Some leading AMCs in India are HDFC Mutual Fund, Kotak Mahindra Mutual Fund, Aditya Birla Sun Life Mutual Fund.
Source: Bankbazaar.com

It can be said that SIP helps one in bringing discipline to your investment habits by making you invest regularly in small amounts. This will be convenient even for small investors to make their money grow exponentially. Pausing SIPs will be an imprudent thing to do when markets are volatile as Rupee-cost averaging would be defied and compounding will be hindered.
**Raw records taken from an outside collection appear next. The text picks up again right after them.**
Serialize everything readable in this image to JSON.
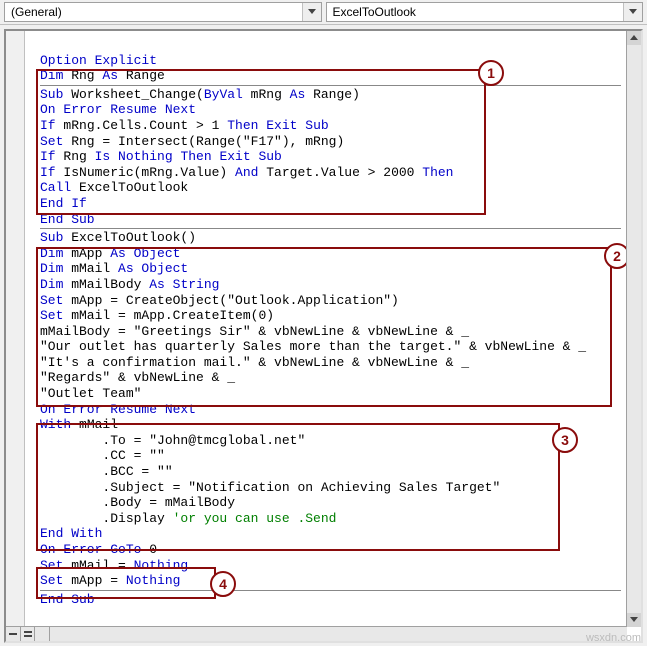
{
  "toolbar": {
    "left_dropdown": "(General)",
    "right_dropdown": "ExcelToOutlook"
  },
  "code": {
    "l01": {
      "a": "Option Explicit"
    },
    "l02": {
      "a": "Dim",
      "b": " Rng ",
      "c": "As",
      "d": " Range"
    },
    "l03": {
      "a": "Sub",
      "b": " Worksheet_Change(",
      "c": "ByVal",
      "d": " mRng ",
      "e": "As",
      "f": " Range)"
    },
    "l04": {
      "a": "On Error Resume Next"
    },
    "l05": {
      "a": "If",
      "b": " mRng.Cells.Count > 1 ",
      "c": "Then Exit Sub"
    },
    "l06": {
      "a": "Set",
      "b": " Rng = Intersect(Range(\"F17\"), mRng)"
    },
    "l07": {
      "a": "If",
      "b": " Rng ",
      "c": "Is Nothing Then Exit Sub"
    },
    "l08": {
      "a": "If",
      "b": " IsNumeric(mRng.Value) ",
      "c": "And",
      "d": " Target.Value > 2000 ",
      "e": "Then"
    },
    "l09": {
      "a": "Call",
      "b": " ExcelToOutlook"
    },
    "l10": {
      "a": "End If"
    },
    "l11": {
      "a": "End Sub"
    },
    "l12": {
      "a": "Sub",
      "b": " ExcelToOutlook()"
    },
    "l13": {
      "a": "Dim",
      "b": " mApp ",
      "c": "As Object"
    },
    "l14": {
      "a": "Dim",
      "b": " mMail ",
      "c": "As Object"
    },
    "l15": {
      "a": "Dim",
      "b": " mMailBody ",
      "c": "As String"
    },
    "l16": {
      "a": "Set",
      "b": " mApp = CreateObject(\"Outlook.Application\")"
    },
    "l17": {
      "a": "Set",
      "b": " mMail = mApp.CreateItem(0)"
    },
    "l18": {
      "a": "mMailBody = \"Greetings Sir\" & vbNewLine & vbNewLine & _"
    },
    "l19": {
      "a": "\"Our outlet has quarterly Sales more than the target.\" & vbNewLine & _"
    },
    "l20": {
      "a": "\"It's a confirmation mail.\" & vbNewLine & vbNewLine & _"
    },
    "l21": {
      "a": "\"Regards\" & vbNewLine & _"
    },
    "l22": {
      "a": "\"Outlet Team\""
    },
    "l23": {
      "a": "On Error Resume Next"
    },
    "l24": {
      "a": "With",
      "b": " mMail"
    },
    "l25": {
      "a": "        .To = \"John@tmcglobal.net\""
    },
    "l26": {
      "a": "        .CC = \"\""
    },
    "l27": {
      "a": "        .BCC = \"\""
    },
    "l28": {
      "a": "        .Subject = \"Notification on Achieving Sales Target\""
    },
    "l29": {
      "a": "        .Body = mMailBody"
    },
    "l30": {
      "a": "        .Display ",
      "b": "'or you can use .Send"
    },
    "l31": {
      "a": "End With"
    },
    "l32": {
      "a": "On Error GoTo",
      "b": " 0"
    },
    "l33": {
      "a": "Set",
      "b": " mMail = ",
      "c": "Nothing"
    },
    "l34": {
      "a": "Set",
      "b": " mApp = ",
      "c": "Nothing"
    },
    "l35": {
      "a": "End Sub"
    }
  },
  "annotations": {
    "b1": "1",
    "b2": "2",
    "b3": "3",
    "b4": "4"
  },
  "watermark": "wsxdn.com"
}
1. What is better, lump sum or SIP?

A systematic Investment Plan (SIP) is the most convenient way of investing in mutual funds. By opting to invest via a SIP, you eliminate the need to have a lump sum to get started with your mutual fund investment. Through a SIP, you can invest a small sum on a regular basis into the mutual fund scheme of your choice.

2. What happens if we miss one SIP installment?

While mutual fund companies don't penalize for non-payment of a few SIP installments, your SIP will automatically be cancelled if you fail to make the payments for three consecutive months.

3. Is SIP better than FD?

You will accumulate a large amount of money in a certain time period. Making an investment in mutual funds through a SIP will offer you good returns also.